Well, Spring Security implements ACL;
http://docs.spring.io/spring-security/site/docs/3.0.x/reference/domain-acls.html
> On 7 Jul 2016, at 09:42, Lenny Primak <[email protected]> wrote:
>
> The tricky thing is to figure out what the common feature set actually is
> (i.e. to design it or take already existing design)
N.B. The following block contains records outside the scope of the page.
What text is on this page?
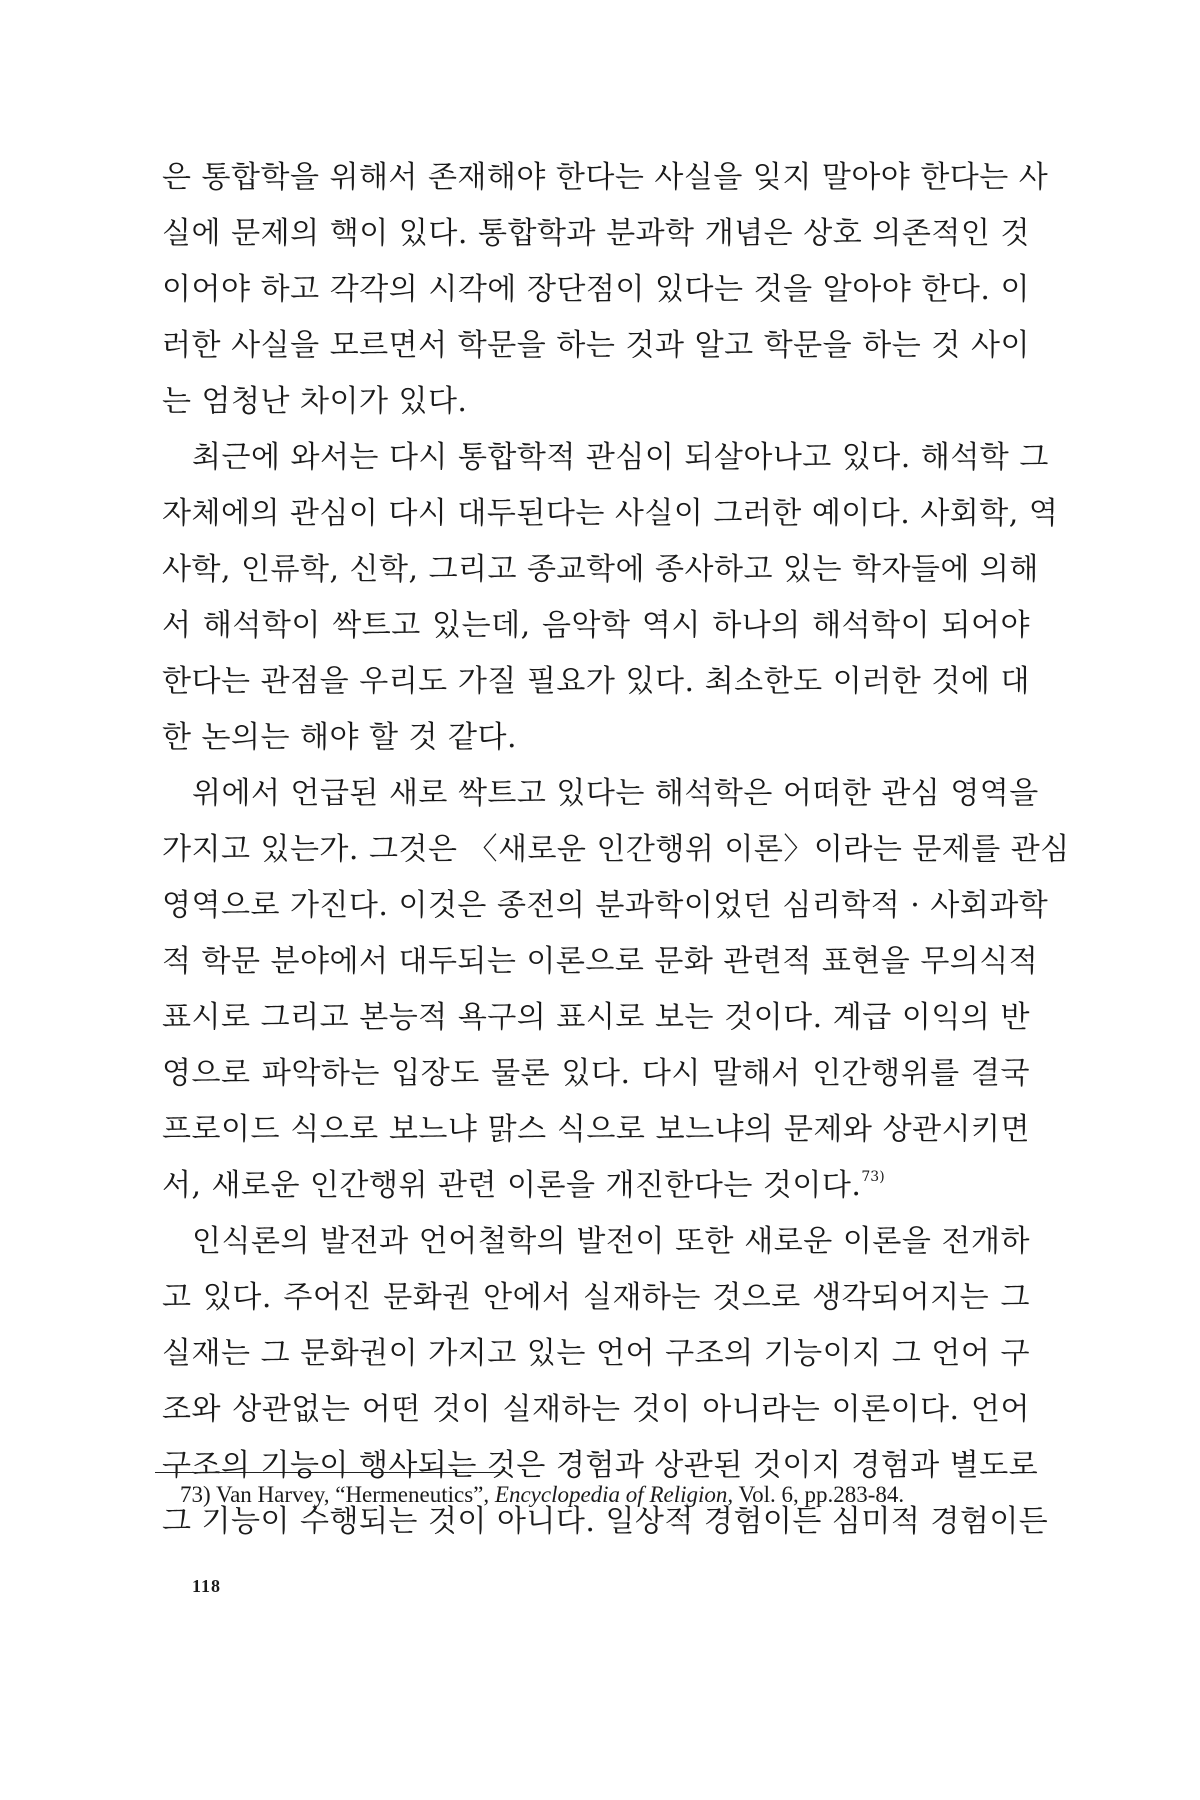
은 통합학을 위해서 존재해야 한다는 사실을 잊지 말아야 한다는 사
실에 문제의 핵이 있다. 통합학과 분과학 개념은 상호 의존적인 것
이어야 하고 각각의 시각에 장단점이 있다는 것을 알아야 한다. 이
러한 사실을 모르면서 학문을 하는 것과 알고 학문을 하는 것 사이
는 엄청난 차이가 있다.
최근에 와서는 다시 통합학적 관심이 되살아나고 있다. 해석학 그
자체에의 관심이 다시 대두된다는 사실이 그러한 예이다. 사회학, 역
사학, 인류학, 신학, 그리고 종교학에 종사하고 있는 학자들에 의해
서 해석학이 싹트고 있는데, 음악학 역시 하나의 해석학이 되어야
한다는 관점을 우리도 가질 필요가 있다. 최소한도 이러한 것에 대
한 논의는 해야 할 것 같다.
위에서 언급된 새로 싹트고 있다는 해석학은 어떠한 관심 영역을
가지고 있는가. 그것은 〈새로운 인간행위 이론〉이라는 문제를 관심
영역으로 가진다. 이것은 종전의 분과학이었던 심리학적 · 사회과학
적 학문 분야에서 대두되는 이론으로 문화 관련적 표현을 무의식적
표시로 그리고 본능적 욕구의 표시로 보는 것이다. 계급 이익의 반
영으로 파악하는 입장도 물론 있다. 다시 말해서 인간행위를 결국
프로이드 식으로 보느냐 맑스 식으로 보느냐의 문제와 상관시키면
서, 새로운 인간행위 관련 이론을 개진한다는 것이다.$^{73)}$
인식론의 발전과 언어철학의 발전이 또한 새로운 이론을 전개하
고 있다. 주어진 문화권 안에서 실재하는 것으로 생각되어지는 그
실재는 그 문화권이 가지고 있는 언어 구조의 기능이지 그 언어 구
조와 상관없는 어떤 것이 실재하는 것이 아니라는 이론이다. 언어
구조의 기능이 행사되는 것은 경험과 상관된 것이지 경험과 별도로
그 기능이 수행되는 것이 아니다. 일상적 경험이든 심미적 경험이든
73) Van Harvey, “Hermeneutics”, Encyclopedia of Religion, Vol. 6, pp.283-84.
118
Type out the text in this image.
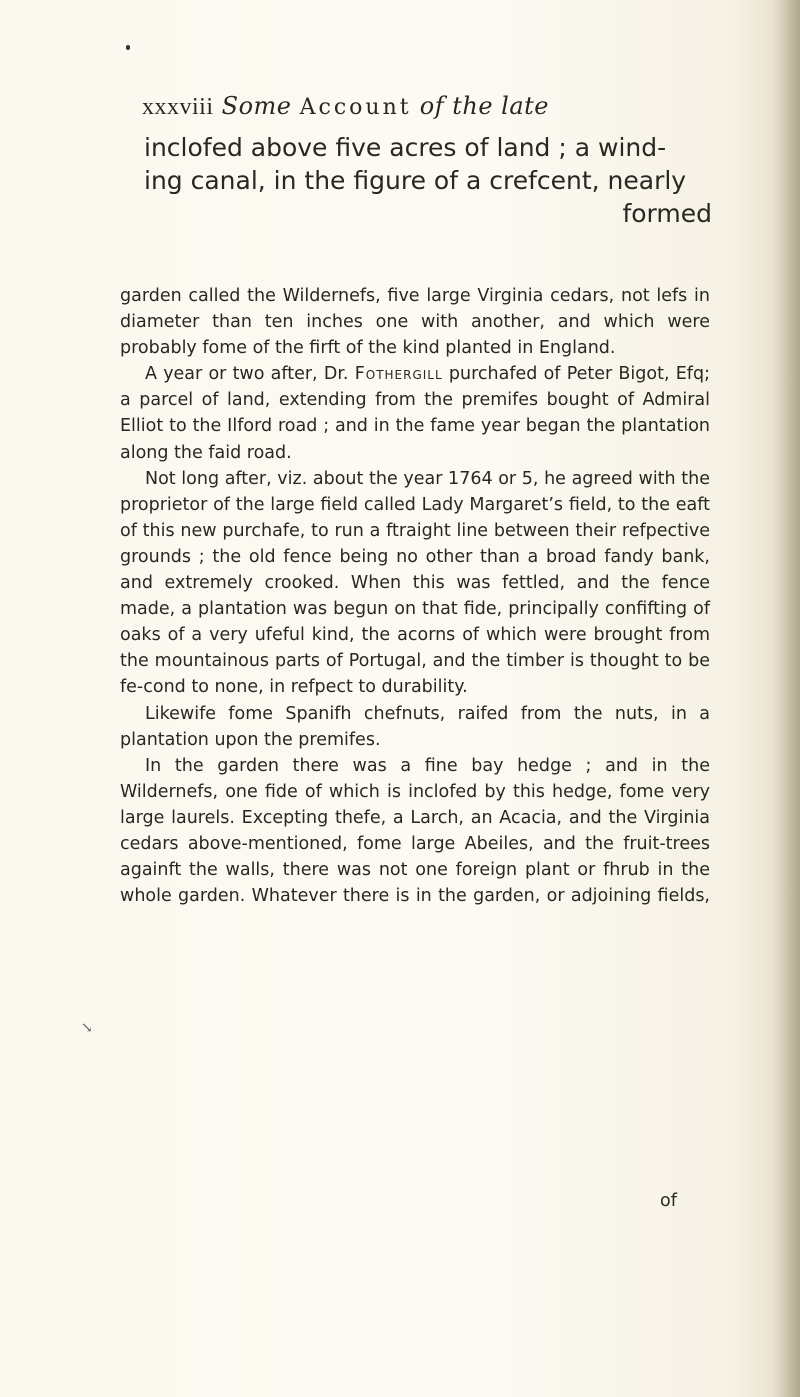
xxxviii Some Account of the late
inclofed above five acres of land ; a wind-
ing canal, in the figure of a crefcent, nearly
formed

garden called the Wildernefs, five large Virginia cedars, not lefs in diameter than ten inches one with another, and which were probably fome of the firft of the kind planted in England.

A year or two after, Dr. Fothergill purchafed of Peter Bigot, Efq; a parcel of land, extending from the premifes bought of Admiral Elliot to the Ilford road ; and in the fame year began the plantation along the faid road.

Not long after, viz. about the year 1764 or 5, he agreed with the proprietor of the large field called Lady Margaret’s field, to the eaft of this new purchafe, to run a ftraight line between their refpective grounds ; the old fence being no other than a broad fandy bank, and extremely crooked. When this was fettled, and the fence made, a plantation was begun on that fide, principally confifting of oaks of a very ufeful kind, the acorns of which were brought from the mountainous parts of Portugal, and the timber is thought to be fe-cond to none, in refpect to durability.

Likewife fome Spanifh chefnuts, raifed from the nuts, in a plantation upon the premifes.

In the garden there was a fine bay hedge ; and in the Wildernefs, one fide of which is inclofed by this hedge, fome very large laurels. Excepting thefe, a Larch, an Acacia, and the Virginia cedars above-mentioned, fome large Abeiles, and the fruit-trees againft the walls, there was not one foreign plant or fhrub in the whole garden. Whatever there is in the garden, or adjoining fields,

of
↘
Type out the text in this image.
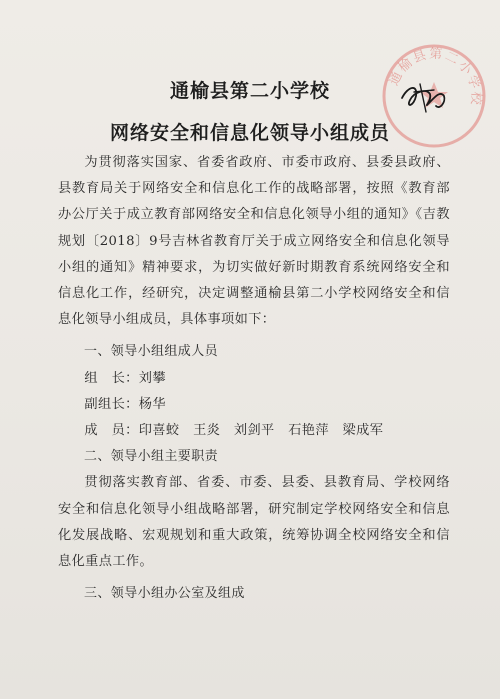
通榆县第二小学校
网络安全和信息化领导小组成员

为贯彻落实国家、省委省政府、市委市政府、县委县政府、县教育局关于网络安全和信息化工作的战略部署，按照《教育部办公厅关于成立教育部网络安全和信息化领导小组的通知》《吉教规划〔2018〕9号吉林省教育厅关于成立网络安全和信息化领导小组的通知》精神要求，为切实做好新时期教育系统网络安全和信息化工作，经研究，决定调整通榆县第二小学校网络安全和信息化领导小组成员，具体事项如下：

一、领导小组组成人员

组　长：刘攀

副组长：杨华

成　员：印喜蛟　王炎　刘剑平　石艳萍　梁成军

二、领导小组主要职责

贯彻落实教育部、省委、市委、县委、县教育局、学校网络安全和信息化领导小组战略部署，研究制定学校网络安全和信息化发展战略、宏观规划和重大政策，统筹协调全校网络安全和信息化重点工作。

三、领导小组办公室及组成

通榆县第二小学校
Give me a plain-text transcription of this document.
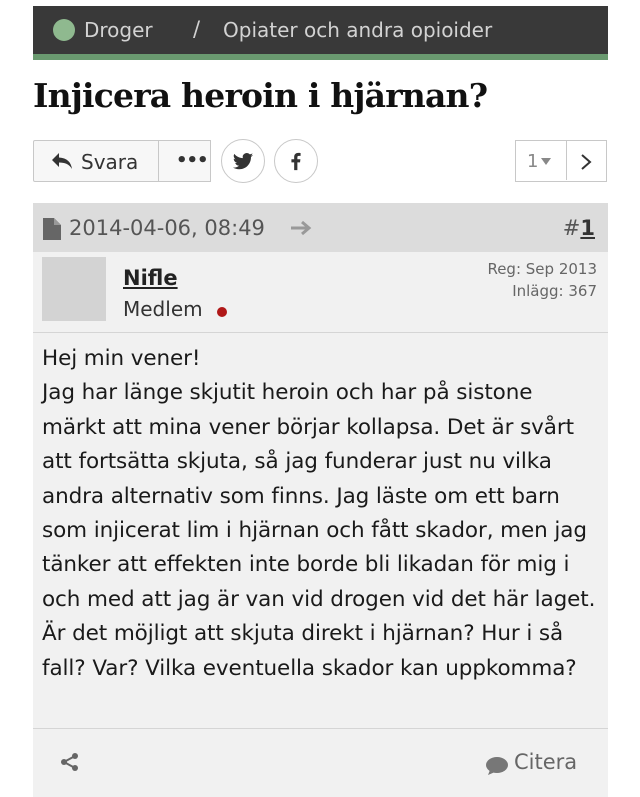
Droger / Opiater och andra opioider
Injicera heroin i hjärnan?
Svara •••	1
2014-04-06, 08:49	#1
Nifle
Medlem
Reg: Sep 2013
Inlägg: 367

Hej min vener!
Jag har länge skjutit heroin och har på sistone märkt att mina vener börjar kollapsa. Det är svårt att fortsätta skjuta, så jag funderar just nu vilka andra alternativ som finns. Jag läste om ett barn som injicerat lim i hjärnan och fått skador, men jag tänker att effekten inte borde bli likadan för mig i och med att jag är van vid drogen vid det här laget. Är det möjligt att skjuta direkt i hjärnan? Hur i så fall? Var? Vilka eventuella skador kan uppkomma?

Citera
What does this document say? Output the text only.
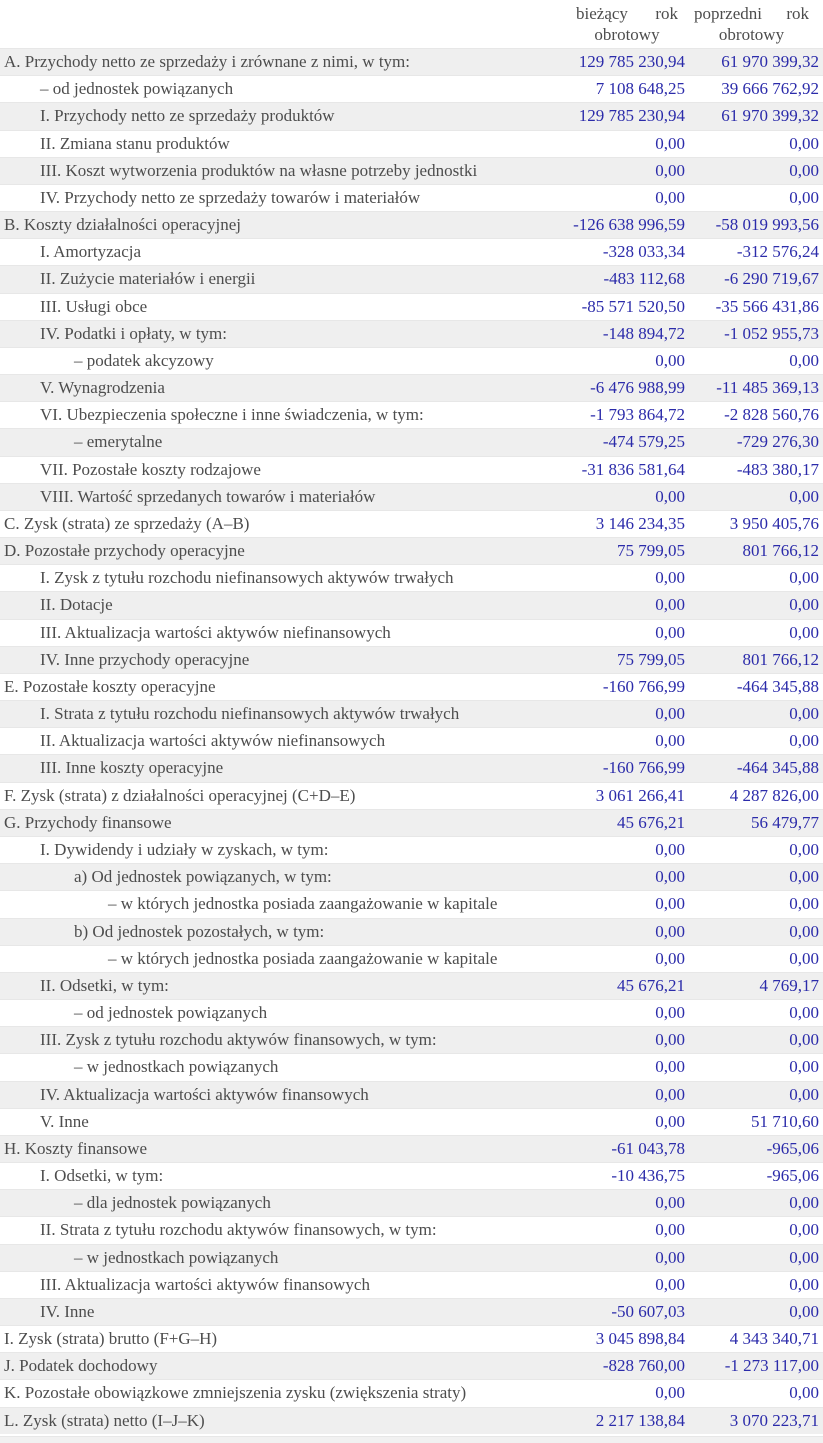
bieżący rok
obrotowy
poprzedni rok
obrotowy
A. Przychody netto ze sprzedaży i zrównane z nimi, w tym:	129 785 230,94	61 970 399,32
– od jednostek powiązanych	7 108 648,25	39 666 762,92
I. Przychody netto ze sprzedaży produktów	129 785 230,94	61 970 399,32
II. Zmiana stanu produktów	0,00	0,00
III. Koszt wytworzenia produktów na własne potrzeby jednostki	0,00	0,00
IV. Przychody netto ze sprzedaży towarów i materiałów	0,00	0,00
B. Koszty działalności operacyjnej	-126 638 996,59	-58 019 993,56
I. Amortyzacja	-328 033,34	-312 576,24
II. Zużycie materiałów i energii	-483 112,68	-6 290 719,67
III. Usługi obce	-85 571 520,50	-35 566 431,86
IV. Podatki i opłaty, w tym:	-148 894,72	-1 052 955,73
– podatek akcyzowy	0,00	0,00
V. Wynagrodzenia	-6 476 988,99	-11 485 369,13
VI. Ubezpieczenia społeczne i inne świadczenia, w tym:	-1 793 864,72	-2 828 560,76
– emerytalne	-474 579,25	-729 276,30
VII. Pozostałe koszty rodzajowe	-31 836 581,64	-483 380,17
VIII. Wartość sprzedanych towarów i materiałów	0,00	0,00
C. Zysk (strata) ze sprzedaży (A–B)	3 146 234,35	3 950 405,76
D. Pozostałe przychody operacyjne	75 799,05	801 766,12
I. Zysk z tytułu rozchodu niefinansowych aktywów trwałych	0,00	0,00
II. Dotacje	0,00	0,00
III. Aktualizacja wartości aktywów niefinansowych	0,00	0,00
IV. Inne przychody operacyjne	75 799,05	801 766,12
E. Pozostałe koszty operacyjne	-160 766,99	-464 345,88
I. Strata z tytułu rozchodu niefinansowych aktywów trwałych	0,00	0,00
II. Aktualizacja wartości aktywów niefinansowych	0,00	0,00
III. Inne koszty operacyjne	-160 766,99	-464 345,88
F. Zysk (strata) z działalności operacyjnej (C+D–E)	3 061 266,41	4 287 826,00
G. Przychody finansowe	45 676,21	56 479,77
I. Dywidendy i udziały w zyskach, w tym:	0,00	0,00
a) Od jednostek powiązanych, w tym:	0,00	0,00
– w których jednostka posiada zaangażowanie w kapitale	0,00	0,00
b) Od jednostek pozostałych, w tym:	0,00	0,00
– w których jednostka posiada zaangażowanie w kapitale	0,00	0,00
II. Odsetki, w tym:	45 676,21	4 769,17
– od jednostek powiązanych	0,00	0,00
III. Zysk z tytułu rozchodu aktywów finansowych, w tym:	0,00	0,00
– w jednostkach powiązanych	0,00	0,00
IV. Aktualizacja wartości aktywów finansowych	0,00	0,00
V. Inne	0,00	51 710,60
H. Koszty finansowe	-61 043,78	-965,06
I. Odsetki, w tym:	-10 436,75	-965,06
– dla jednostek powiązanych	0,00	0,00
II. Strata z tytułu rozchodu aktywów finansowych, w tym:	0,00	0,00
– w jednostkach powiązanych	0,00	0,00
III. Aktualizacja wartości aktywów finansowych	0,00	0,00
IV. Inne	-50 607,03	0,00
I. Zysk (strata) brutto (F+G–H)	3 045 898,84	4 343 340,71
J. Podatek dochodowy	-828 760,00	-1 273 117,00
K. Pozostałe obowiązkowe zmniejszenia zysku (zwiększenia straty)	0,00	0,00
L. Zysk (strata) netto (I–J–K)	2 217 138,84	3 070 223,71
> Is there another framework that you know of or any existing project that
> implements this already?
> If this was such a desirable feature for lots of people, it would be hard to
> believe that this wasn’t already implemented somewhere.
>
>> On Jul 7, 2016, at 3:39 AM, Richard Adams <[email protected]> wrote:
>>
>> Yes, I take your point - Shiro has all the Core features you need to get
>> started, it’s conciseness is one of its main attractions, and there’s
>> certainly a strong argument to avoid feature bloat and unnecessary
>> complexity.
>> But, perhaps it is the case, that if many Shiro users are independently
>> having to extend Shiro to obtain additional similar functionality, then
>> there is a case for considering adding to Shiro.
>> Richard
>>> On 7 Jul 2016, at 09:26, Lenny Primak <[email protected]> wrote:
>>>
>>> My sentiments exactly.
>>>
>>> There are a lot of SNACs (shiny new ACronyms) popping up every few months
>>> that “some other framework” may have that are “missing” from Shiro,
>>> like many variants of **BAC (which are very much too vaguely defined, and
>>> not in any way standard)
>>> All of this can easily be solved by a few lines of custom code (in custom
>>> realm etc.)
>>> You can’t possibly chase all those vague acronyms and succeed.
>>>
>>> Saying that, I am not opposed to adding some sort of additional abstraction
>>> layer for **BAC, but it has to be well defined.
>>>
>>> Here is what I see as viable options:
>>> - Write an implementation yourself on top of Shiro, get traction in the
>>> wild, and then contribute it to Shiro, if still makes sense.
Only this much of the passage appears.